Integrating Magnetotelluric and Seismic Observations to Constrain Mantle Composition, Hydration, and Melt Distribution Beneath the Western United States.

The western United States is characterized by an exceptional diversity in volcanic and tectonic styles within a relatively compact region, including active subduction beneath the Cascade Arc, potential hotspot volcanism along the Yellowstone–Snake River Plain track, and widespread extension across the Basin and Range Province. Such diversity settings, along with excellent geophysical data enables quantitative studies on how lithospheric architecture and mantle properties control magma generation. Yet, most existing geophysical studies have treated these provinces in isolation and relied on single-method interpretations that struggle to resolve temperature, composition, melt fraction, and volatile content. 

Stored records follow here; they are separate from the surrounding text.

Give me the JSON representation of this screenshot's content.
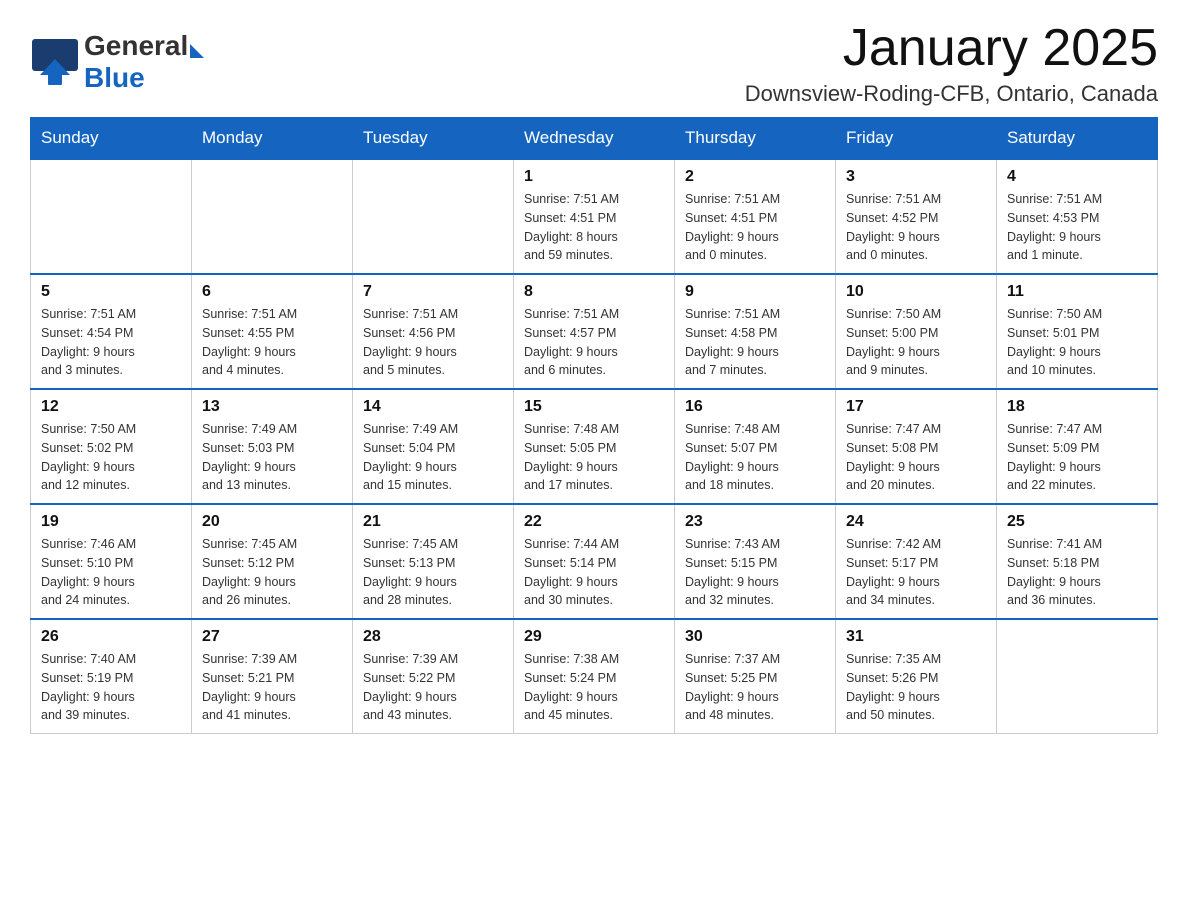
{
  "header": {
    "logo_general": "General",
    "logo_blue": "Blue",
    "month_title": "January 2025",
    "location": "Downsview-Roding-CFB, Ontario, Canada"
  },
  "days_of_week": [
    "Sunday",
    "Monday",
    "Tuesday",
    "Wednesday",
    "Thursday",
    "Friday",
    "Saturday"
  ],
  "weeks": [
    [
      {
        "num": "",
        "info": ""
      },
      {
        "num": "",
        "info": ""
      },
      {
        "num": "",
        "info": ""
      },
      {
        "num": "1",
        "info": "Sunrise: 7:51 AM\nSunset: 4:51 PM\nDaylight: 8 hours\nand 59 minutes."
      },
      {
        "num": "2",
        "info": "Sunrise: 7:51 AM\nSunset: 4:51 PM\nDaylight: 9 hours\nand 0 minutes."
      },
      {
        "num": "3",
        "info": "Sunrise: 7:51 AM\nSunset: 4:52 PM\nDaylight: 9 hours\nand 0 minutes."
      },
      {
        "num": "4",
        "info": "Sunrise: 7:51 AM\nSunset: 4:53 PM\nDaylight: 9 hours\nand 1 minute."
      }
    ],
    [
      {
        "num": "5",
        "info": "Sunrise: 7:51 AM\nSunset: 4:54 PM\nDaylight: 9 hours\nand 3 minutes."
      },
      {
        "num": "6",
        "info": "Sunrise: 7:51 AM\nSunset: 4:55 PM\nDaylight: 9 hours\nand 4 minutes."
      },
      {
        "num": "7",
        "info": "Sunrise: 7:51 AM\nSunset: 4:56 PM\nDaylight: 9 hours\nand 5 minutes."
      },
      {
        "num": "8",
        "info": "Sunrise: 7:51 AM\nSunset: 4:57 PM\nDaylight: 9 hours\nand 6 minutes."
      },
      {
        "num": "9",
        "info": "Sunrise: 7:51 AM\nSunset: 4:58 PM\nDaylight: 9 hours\nand 7 minutes."
      },
      {
        "num": "10",
        "info": "Sunrise: 7:50 AM\nSunset: 5:00 PM\nDaylight: 9 hours\nand 9 minutes."
      },
      {
        "num": "11",
        "info": "Sunrise: 7:50 AM\nSunset: 5:01 PM\nDaylight: 9 hours\nand 10 minutes."
      }
    ],
    [
      {
        "num": "12",
        "info": "Sunrise: 7:50 AM\nSunset: 5:02 PM\nDaylight: 9 hours\nand 12 minutes."
      },
      {
        "num": "13",
        "info": "Sunrise: 7:49 AM\nSunset: 5:03 PM\nDaylight: 9 hours\nand 13 minutes."
      },
      {
        "num": "14",
        "info": "Sunrise: 7:49 AM\nSunset: 5:04 PM\nDaylight: 9 hours\nand 15 minutes."
      },
      {
        "num": "15",
        "info": "Sunrise: 7:48 AM\nSunset: 5:05 PM\nDaylight: 9 hours\nand 17 minutes."
      },
      {
        "num": "16",
        "info": "Sunrise: 7:48 AM\nSunset: 5:07 PM\nDaylight: 9 hours\nand 18 minutes."
      },
      {
        "num": "17",
        "info": "Sunrise: 7:47 AM\nSunset: 5:08 PM\nDaylight: 9 hours\nand 20 minutes."
      },
      {
        "num": "18",
        "info": "Sunrise: 7:47 AM\nSunset: 5:09 PM\nDaylight: 9 hours\nand 22 minutes."
      }
    ],
    [
      {
        "num": "19",
        "info": "Sunrise: 7:46 AM\nSunset: 5:10 PM\nDaylight: 9 hours\nand 24 minutes."
      },
      {
        "num": "20",
        "info": "Sunrise: 7:45 AM\nSunset: 5:12 PM\nDaylight: 9 hours\nand 26 minutes."
      },
      {
        "num": "21",
        "info": "Sunrise: 7:45 AM\nSunset: 5:13 PM\nDaylight: 9 hours\nand 28 minutes."
      },
      {
        "num": "22",
        "info": "Sunrise: 7:44 AM\nSunset: 5:14 PM\nDaylight: 9 hours\nand 30 minutes."
      },
      {
        "num": "23",
        "info": "Sunrise: 7:43 AM\nSunset: 5:15 PM\nDaylight: 9 hours\nand 32 minutes."
      },
      {
        "num": "24",
        "info": "Sunrise: 7:42 AM\nSunset: 5:17 PM\nDaylight: 9 hours\nand 34 minutes."
      },
      {
        "num": "25",
        "info": "Sunrise: 7:41 AM\nSunset: 5:18 PM\nDaylight: 9 hours\nand 36 minutes."
      }
    ],
    [
      {
        "num": "26",
        "info": "Sunrise: 7:40 AM\nSunset: 5:19 PM\nDaylight: 9 hours\nand 39 minutes."
      },
      {
        "num": "27",
        "info": "Sunrise: 7:39 AM\nSunset: 5:21 PM\nDaylight: 9 hours\nand 41 minutes."
      },
      {
        "num": "28",
        "info": "Sunrise: 7:39 AM\nSunset: 5:22 PM\nDaylight: 9 hours\nand 43 minutes."
      },
      {
        "num": "29",
        "info": "Sunrise: 7:38 AM\nSunset: 5:24 PM\nDaylight: 9 hours\nand 45 minutes."
      },
      {
        "num": "30",
        "info": "Sunrise: 7:37 AM\nSunset: 5:25 PM\nDaylight: 9 hours\nand 48 minutes."
      },
      {
        "num": "31",
        "info": "Sunrise: 7:35 AM\nSunset: 5:26 PM\nDaylight: 9 hours\nand 50 minutes."
      },
      {
        "num": "",
        "info": ""
      }
    ]
  ]
}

Multi-scale electrical conductivity models of the United States based on the recently completed USArray magnetotelluric survey have reached a level of maturity and a resolution comparable to that of seismic tomography models offering unique insights into fluids, melts, and compositional variations. In this contribution, we present an integrated analysis of mantle structure across the western US, spanning from the Yellowstone Plateau to the Pacific margin, using complementary constraints from electrical conductivity and seismic tomography models as well as thermal constraints independently-derived from xenolith thermobarometry. Combining these datasets within a probabilistic framework enables us to separate the effects of temperature, water content, composition, and partial melt that individually may produce non-unique signatures.